A demonstrator holds a picture of Saudi journalist Jamal Khashoggi during a protest in front of Saudi Arabia’s consulate in Istanbul, Turkey, October 5 2018. REUTERS/OSMAN ORSAL
A demonstrator holds a picture of Saudi journalist Jamal Khashoggi during a protest in front of Saudi Arabia’s consulate in Istanbul, Turkey, October 5 2018. REUTERS/OSMAN ORSAL

The government has welcomed an investigation into the disappearance of Saudi Arabian journalist Jamal Khashoggi in Turkey.

Khashoggi, a critic of Saudi crown prince Mohammed bin Salman, is believed by Turkish officials to have been killed and dismembered after entering the Saudi consulate on October 2.

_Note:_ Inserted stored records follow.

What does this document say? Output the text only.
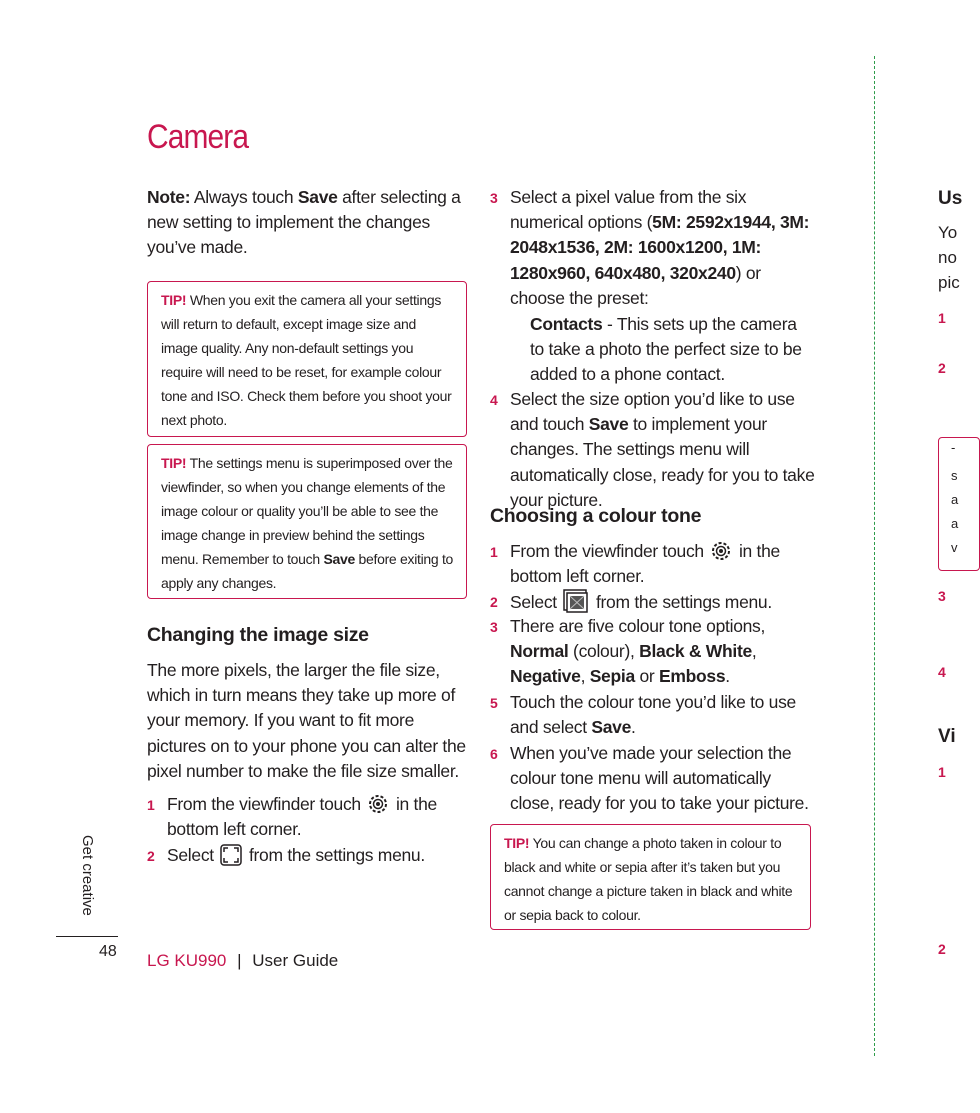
Camera
Note: Always touch Save after selecting a new setting to implement the changes you’ve made.
TIP! When you exit the camera all your settings will return to default, except image size and image quality. Any non-default settings you require will need to be reset, for example colour tone and ISO. Check them before you shoot your next photo.
TIP! The settings menu is superimposed over the viewfinder, so when you change elements of the image colour or quality you’ll be able to see the image change in preview behind the settings menu. Remember to touch Save before exiting to apply any changes.
Changing the image size
The more pixels, the larger the file size, which in turn means they take up more of your memory. If you want to fit more pictures on to your phone you can alter the pixel number to make the file size smaller.
1 From the viewfinder touch  in the bottom left corner.
2 Select  from the settings menu.
3 Select a pixel value from the six numerical options (5M: 2592x1944, 3M: 2048x1536, 2M: 1600x1200, 1M: 1280x960, 640x480, 320x240) or choose the preset:
Contacts - This sets up the camera to take a photo the perfect size to be added to a phone contact.
4 Select the size option you’d like to use and touch Save to implement your changes. The settings menu will automatically close, ready for you to take your picture.
Choosing a colour tone
1 From the viewfinder touch  in the bottom left corner.
2 Select  from the settings menu.
3 There are five colour tone options, Normal (colour), Black & White, Negative, Sepia or Emboss.
5 Touch the colour tone you’d like to use and select Save.
6 When you’ve made your selection the colour tone menu will automatically close, ready for you to take your picture.
TIP! You can change a photo taken in colour to black and white or sepia after it’s taken but you cannot change a picture taken in black and white or sepia back to colour.
Get creative
48 LG KU990 | User Guide
Us
Yo
no
pic
1
2
-
s
a
a
v
3
4
Vi
1
2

The disappearance has sparked criticism of the Saudis, with cancellations by some major guests of the kingdom’s upcoming Future Investment Initiative conference, nicknamed “Davos of the desert”.

In July, President Cyril Ramaphosa secured a $10bn investment agreement from Saudi Arabia, and more recently, Reuters reported that  Saudi Arabia is mulling taking an equity stake in Denel.

The department of international relations said in a statement on Wednesday that it was joining the international community in “expressing concern” over Khashoggi’s disappearance.

“Government welcomes the ongoing diplomatic interaction between the Republic of Turkey and the Kingdom of Saudi Arabia, as well as the investigation which seeks to get to the bottom of this matter,” it said. “We trust that this investigation will provide clarity and answers regarding the disappearance of Mr Khashoggi. The South African government shall remain seized of this matter through diplomatic channels.”

The New York Times reported this week that the Saudis are expected to admit that Khashoggi was killed in an interrogation gone wrong. 

Turkish officials have said an autopsy specialist, who was carrying a bone saw, was part of a group of  Saudi nationals who flew in and out of the country on the day that Khashoggi disappeared.